The Condition of the Lyon Weavers in the Letters to Louis XV and Monseigneur Poulletier (1731 and 1732)

Carmelina Imbroscio
BSFM: Laboratorio editoriale OA (Responsabile)
Published March 10, 2014
Keywords
  • Lyon,
  • Revolt,
  • Royal Ordinance
How to Cite
Imbroscio, C. (2014). The Condition of the Lyon Weavers in the Letters to Louis XV and Monseigneur Poulletier (1731 and 1732). Journal of Early Modern Studies, 3, 231-242. https://doi.org/10.13128/JEMS-2279-7149-14174

Abstract

On 8th May, 1731, an ordinance of Louis XV, King of France, imposed separation between the production and sale activities of the weavers of ‘gold, silver and silk’ at the famous Lyon Manufactory in which hundreds of families worked. The ordinance plunged into despair the workers (maîtres ouvriers) who, up till then, for centuries, had been allowed to sell their goods freely and were now in danger of being reduced to poverty by a handful of traffickers who knew nothing about their extremely sophisticated, skilful trade, but would be enabled to capitalize on their work.
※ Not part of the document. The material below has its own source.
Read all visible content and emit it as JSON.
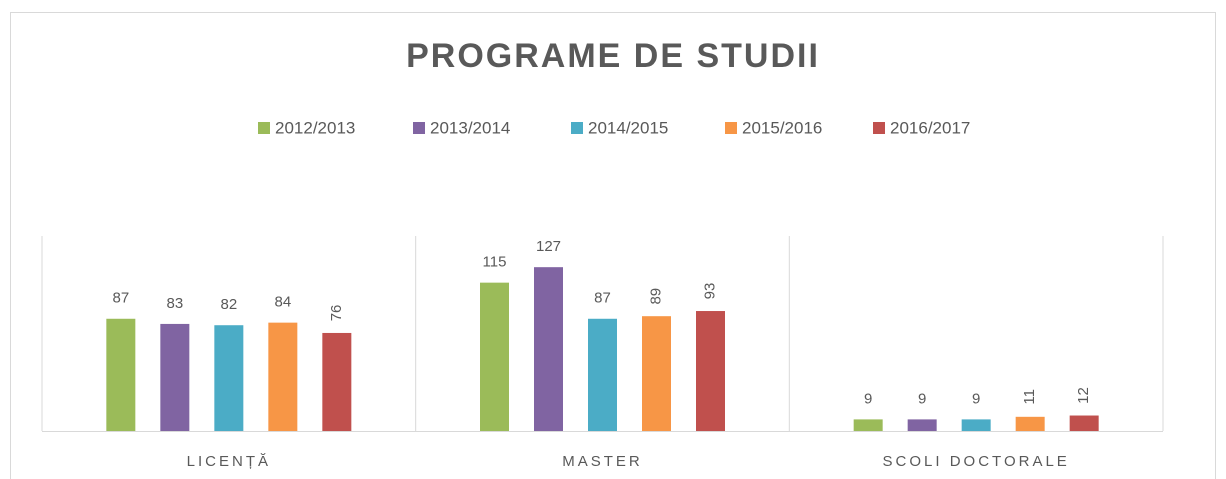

They therefore addressed two petitions (the first in 1731 and the second in 1732) to the King and Monseigneur Poulletier, the King’s Superintendent and the Manufactory’s Overseer, asking for the abrogation of the ordinance and a revision of the Manufactory’s regulations. The interesting aspect of these two petitions is that they show the workers’ consciousness of their rights; indeed, their denunciation of these abuses foretells, a century before, the two important revolts of the canuts (as the Lyon textile workers were known) which were to break out in 1831 and 1834.